The forming dies must exhibit surface finishes equal to or better than the actual part surface requirements. Because most exterior body panels are shaped or contoured, this grinding and finishing process must be done by hand, so the toolmaker must be highly skilled at tool grinding and finishing. Using various hand-held grinders, stones, and polishing papers, the toolmaker must produce a smooth surface free from any high or low spots, because even minor defects in the die surface will be imparted to and visible on the stamped panel.
Class A dies also must be run in an extremely clean environment. If even small pieces of lint from the press operator’s gloves get into the die, they will likely leave a visible surface defect in the part. Something as small as a human hair falling into the die will result in a surface defect on the part.
Parts stamped with these class A dies typically are coated with a highlight oil (to imitate a shiny clearcoat) and then moved to a “highlight room,” a room or awning with hundreds of bright lights, for careful inspection from all angles and perspectives (see Figure 1).
Class A – Type 2
The second type of class A die is designed and built with the highest level of precision using only the best materials available, regardless of cost. These dies typically are meant to produce extremely high volumes of parts and be in production for years, such as high-speed (500 SPM or greater) progressive dies.

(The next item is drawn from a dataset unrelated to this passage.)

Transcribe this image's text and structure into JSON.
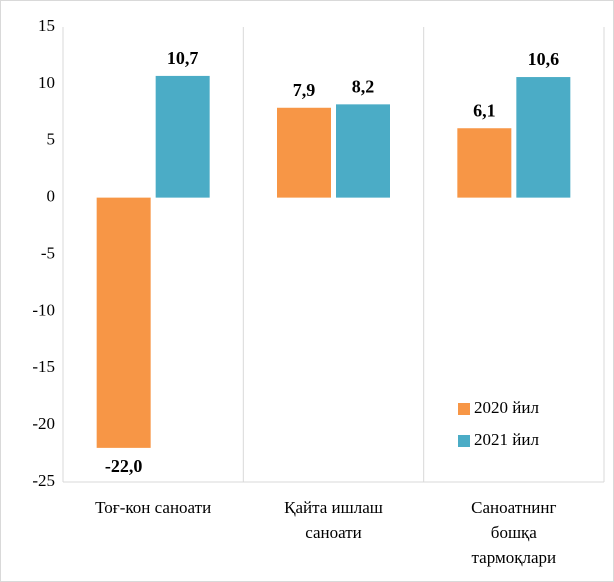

These types of ultraprecision dies typically have aluminum die shoes and solid-carbide or ceramic working components. If tool steel is used, it usually is of the highest Crucible Particle Metallurgy grade.
One of my clients runs a class A high-speed progressive die at 1,500 SPM, making five complete parts per stroke. This calculates to 3,600,000 parts per working shift. That’s almost 1 billion parts per year for one shift! No doubt that requires a tool built of the finest materials to the highest degree of accuracy.